Part 1 | Part 2 | Part 3 | Part 4 | Part 5
Overview
This post will pick up where Part 1 is stopped, to start by explaining what ethtool
is, how device drivers register code ethtool
, how drivers enable NAPI, and how drivers allow interruptions.
ethtool configuration
ethtool
is a command line program that you can use to get and set driver
information. You can install it on Ubuntu by running apt-get install ethtool
.
Some ethtool
parameters of interest are described later in this document.
on ethtool
program speaks device drivers using ioctl
system call.
device drivers record a series of functions that work for ethtool
operations and the core provides the glue.
When ioctl
call is made from ethtool
, the kernel finds the ethtool
structure registered with the appropriate driver and running the registered functions.
e1000e
on ethtool
features are installed in the e1000e
driver in the PCI probe
function (drivers / net / Ethernet / intel / e1000e / netdev.c: 6627)

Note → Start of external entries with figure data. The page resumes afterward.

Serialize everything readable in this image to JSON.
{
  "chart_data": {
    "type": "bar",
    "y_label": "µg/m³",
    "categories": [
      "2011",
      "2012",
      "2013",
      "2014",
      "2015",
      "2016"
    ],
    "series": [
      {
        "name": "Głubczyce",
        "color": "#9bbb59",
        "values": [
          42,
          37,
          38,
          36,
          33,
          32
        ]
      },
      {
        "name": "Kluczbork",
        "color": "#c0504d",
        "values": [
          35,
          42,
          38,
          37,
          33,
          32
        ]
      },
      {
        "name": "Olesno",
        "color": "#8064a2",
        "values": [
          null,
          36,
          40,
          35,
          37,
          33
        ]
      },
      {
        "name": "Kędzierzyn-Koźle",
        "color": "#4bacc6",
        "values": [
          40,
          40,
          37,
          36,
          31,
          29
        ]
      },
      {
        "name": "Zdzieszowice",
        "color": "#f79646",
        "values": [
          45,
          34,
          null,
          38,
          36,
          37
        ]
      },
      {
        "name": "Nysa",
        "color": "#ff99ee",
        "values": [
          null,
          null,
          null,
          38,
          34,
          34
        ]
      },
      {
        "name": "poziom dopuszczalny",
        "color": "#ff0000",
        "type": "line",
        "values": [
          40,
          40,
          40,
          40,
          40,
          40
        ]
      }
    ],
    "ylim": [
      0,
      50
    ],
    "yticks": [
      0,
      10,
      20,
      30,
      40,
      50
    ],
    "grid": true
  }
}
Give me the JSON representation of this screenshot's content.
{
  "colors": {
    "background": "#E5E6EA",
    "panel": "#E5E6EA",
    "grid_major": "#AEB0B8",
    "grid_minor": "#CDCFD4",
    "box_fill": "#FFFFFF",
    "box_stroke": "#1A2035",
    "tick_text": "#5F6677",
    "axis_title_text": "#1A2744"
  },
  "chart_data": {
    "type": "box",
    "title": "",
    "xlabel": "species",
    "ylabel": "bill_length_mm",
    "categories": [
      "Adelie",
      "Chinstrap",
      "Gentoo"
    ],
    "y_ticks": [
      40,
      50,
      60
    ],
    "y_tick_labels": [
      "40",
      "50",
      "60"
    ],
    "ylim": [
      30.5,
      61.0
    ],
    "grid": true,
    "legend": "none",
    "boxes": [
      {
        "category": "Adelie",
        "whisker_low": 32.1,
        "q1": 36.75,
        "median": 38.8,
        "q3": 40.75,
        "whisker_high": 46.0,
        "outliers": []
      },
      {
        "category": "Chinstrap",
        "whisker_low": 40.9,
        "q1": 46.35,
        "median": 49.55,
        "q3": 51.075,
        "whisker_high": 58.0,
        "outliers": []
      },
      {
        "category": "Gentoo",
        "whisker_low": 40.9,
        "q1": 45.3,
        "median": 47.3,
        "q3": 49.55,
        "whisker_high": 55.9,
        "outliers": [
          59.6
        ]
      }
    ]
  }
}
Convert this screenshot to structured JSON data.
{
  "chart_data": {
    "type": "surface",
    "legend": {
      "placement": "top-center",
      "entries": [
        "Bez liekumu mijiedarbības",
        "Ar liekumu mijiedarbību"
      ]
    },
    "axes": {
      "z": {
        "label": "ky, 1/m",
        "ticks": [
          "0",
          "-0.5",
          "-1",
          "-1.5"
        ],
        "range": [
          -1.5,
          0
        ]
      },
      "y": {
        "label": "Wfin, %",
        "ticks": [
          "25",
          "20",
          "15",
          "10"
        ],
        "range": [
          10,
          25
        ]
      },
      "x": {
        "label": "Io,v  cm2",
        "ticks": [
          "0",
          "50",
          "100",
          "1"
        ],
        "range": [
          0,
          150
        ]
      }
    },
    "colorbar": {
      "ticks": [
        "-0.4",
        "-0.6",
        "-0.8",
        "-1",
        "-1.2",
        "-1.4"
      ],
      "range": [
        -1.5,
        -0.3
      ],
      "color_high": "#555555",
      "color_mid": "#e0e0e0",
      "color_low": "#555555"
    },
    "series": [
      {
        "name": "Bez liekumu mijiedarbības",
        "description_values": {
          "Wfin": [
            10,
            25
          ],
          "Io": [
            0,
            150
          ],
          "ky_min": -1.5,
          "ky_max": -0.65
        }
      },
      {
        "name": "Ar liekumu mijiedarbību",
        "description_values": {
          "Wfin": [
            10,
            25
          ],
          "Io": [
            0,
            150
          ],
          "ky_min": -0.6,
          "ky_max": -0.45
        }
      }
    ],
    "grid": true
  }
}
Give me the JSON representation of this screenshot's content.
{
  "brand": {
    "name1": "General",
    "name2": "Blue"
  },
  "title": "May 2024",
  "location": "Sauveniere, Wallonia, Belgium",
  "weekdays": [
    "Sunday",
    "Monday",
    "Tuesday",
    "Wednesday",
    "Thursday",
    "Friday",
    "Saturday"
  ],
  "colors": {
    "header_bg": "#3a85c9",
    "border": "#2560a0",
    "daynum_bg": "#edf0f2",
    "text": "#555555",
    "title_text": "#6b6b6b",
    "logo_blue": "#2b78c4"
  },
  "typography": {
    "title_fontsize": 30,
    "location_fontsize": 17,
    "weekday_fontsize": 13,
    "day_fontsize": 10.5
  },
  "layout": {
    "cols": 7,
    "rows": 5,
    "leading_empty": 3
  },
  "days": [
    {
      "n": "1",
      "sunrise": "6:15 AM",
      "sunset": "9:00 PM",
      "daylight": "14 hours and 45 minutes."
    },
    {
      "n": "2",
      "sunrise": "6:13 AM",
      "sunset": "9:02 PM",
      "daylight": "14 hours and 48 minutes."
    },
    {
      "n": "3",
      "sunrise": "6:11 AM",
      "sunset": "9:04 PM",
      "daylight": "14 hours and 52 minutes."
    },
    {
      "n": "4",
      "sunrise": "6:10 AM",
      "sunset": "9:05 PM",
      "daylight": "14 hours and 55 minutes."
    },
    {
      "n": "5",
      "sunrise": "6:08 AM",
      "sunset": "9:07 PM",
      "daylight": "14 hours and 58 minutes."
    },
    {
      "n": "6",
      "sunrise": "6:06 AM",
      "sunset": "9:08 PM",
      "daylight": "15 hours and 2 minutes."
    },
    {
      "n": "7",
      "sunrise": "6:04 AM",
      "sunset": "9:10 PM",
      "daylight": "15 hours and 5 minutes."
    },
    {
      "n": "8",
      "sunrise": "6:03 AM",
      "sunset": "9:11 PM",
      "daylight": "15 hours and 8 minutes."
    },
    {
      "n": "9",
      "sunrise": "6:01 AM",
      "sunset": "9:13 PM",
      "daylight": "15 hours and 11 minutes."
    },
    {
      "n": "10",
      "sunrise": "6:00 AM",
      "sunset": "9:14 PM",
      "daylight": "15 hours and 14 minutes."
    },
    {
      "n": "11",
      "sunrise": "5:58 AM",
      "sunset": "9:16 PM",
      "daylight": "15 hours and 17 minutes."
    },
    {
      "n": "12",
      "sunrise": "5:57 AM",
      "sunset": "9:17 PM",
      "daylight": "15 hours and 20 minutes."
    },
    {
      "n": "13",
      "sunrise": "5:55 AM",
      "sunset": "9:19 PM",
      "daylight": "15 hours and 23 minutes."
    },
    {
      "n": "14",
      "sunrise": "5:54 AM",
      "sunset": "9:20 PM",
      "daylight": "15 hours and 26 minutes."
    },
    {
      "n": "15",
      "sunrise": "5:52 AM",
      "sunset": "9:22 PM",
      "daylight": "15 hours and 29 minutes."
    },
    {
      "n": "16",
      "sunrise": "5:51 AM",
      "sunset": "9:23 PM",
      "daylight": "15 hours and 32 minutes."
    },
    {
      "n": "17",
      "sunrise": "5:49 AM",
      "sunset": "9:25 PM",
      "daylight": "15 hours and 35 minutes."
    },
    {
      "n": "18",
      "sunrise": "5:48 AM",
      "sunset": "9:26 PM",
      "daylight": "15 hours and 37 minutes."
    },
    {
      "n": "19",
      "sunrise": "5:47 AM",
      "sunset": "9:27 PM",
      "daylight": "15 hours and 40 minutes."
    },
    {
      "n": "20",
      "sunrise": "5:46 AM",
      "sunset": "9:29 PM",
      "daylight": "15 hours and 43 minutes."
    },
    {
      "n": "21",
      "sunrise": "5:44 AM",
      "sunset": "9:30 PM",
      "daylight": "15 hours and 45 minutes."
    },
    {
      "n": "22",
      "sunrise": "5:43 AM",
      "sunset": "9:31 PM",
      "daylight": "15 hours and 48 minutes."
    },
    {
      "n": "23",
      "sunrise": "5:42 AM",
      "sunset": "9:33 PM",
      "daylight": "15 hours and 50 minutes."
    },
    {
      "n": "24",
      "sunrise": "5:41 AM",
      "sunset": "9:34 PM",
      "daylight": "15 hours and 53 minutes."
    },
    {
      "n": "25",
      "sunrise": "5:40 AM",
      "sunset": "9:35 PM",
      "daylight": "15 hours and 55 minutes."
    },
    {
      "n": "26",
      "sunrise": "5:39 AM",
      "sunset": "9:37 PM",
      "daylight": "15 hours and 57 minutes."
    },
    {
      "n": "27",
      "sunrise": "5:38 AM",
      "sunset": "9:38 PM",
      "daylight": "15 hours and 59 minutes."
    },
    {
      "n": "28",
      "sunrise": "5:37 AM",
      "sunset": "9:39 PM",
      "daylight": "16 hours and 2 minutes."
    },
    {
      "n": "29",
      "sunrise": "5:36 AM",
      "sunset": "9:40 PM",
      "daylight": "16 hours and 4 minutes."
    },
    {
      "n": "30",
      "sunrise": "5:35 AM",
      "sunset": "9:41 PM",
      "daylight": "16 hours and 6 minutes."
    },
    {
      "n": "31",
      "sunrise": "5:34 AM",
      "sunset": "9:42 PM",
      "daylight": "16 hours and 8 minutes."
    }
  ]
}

e1000e_set_ethtool_ops (netdev);
which records a function pointers structure for each of the functions supported by ethtool of e1000e
(access to statistics, by changing the size of the ring buffers, etc.) from drivers / net / Ethernet / intel / e1000e / ethtool.c :. 2316
igb
on ethtool
functions are installed in the igb
driver in the PCI probe
function (drivers / net / Ethernet / intel / igb / igb_main.c: 2091)
igb_set_ethtool_ops (netdev);
De drivers / net / Ethernet / intel / igb / igb_ethtool.c :. 105
ixgbe
The ethtool
features are installed in the ixgbe
driver in the PCI probe
function (drivers / net / Ethernet / intel / ixgbe / ixgbe_main.c: 7883)
ixgbe_set_ethtool_ops (netdev);
De drivers / net / Ethernet / intel / ixgbe / ixgbe_ethtool.c :. 7686
tg3
The ethtool
features are installed in the tg3
driver in the PCI probe
function (drivers / net / Ethernet / broadcom / tg3.c: 17456):
dev-> = & ethtool_ops tg3_ethtool_ops;
be2net
on ethtool
features are installed in the be2net
driver in a function called from the PCI probe
function (drivers / net / Ethernet / emulex / benet / be_main.c: 4094)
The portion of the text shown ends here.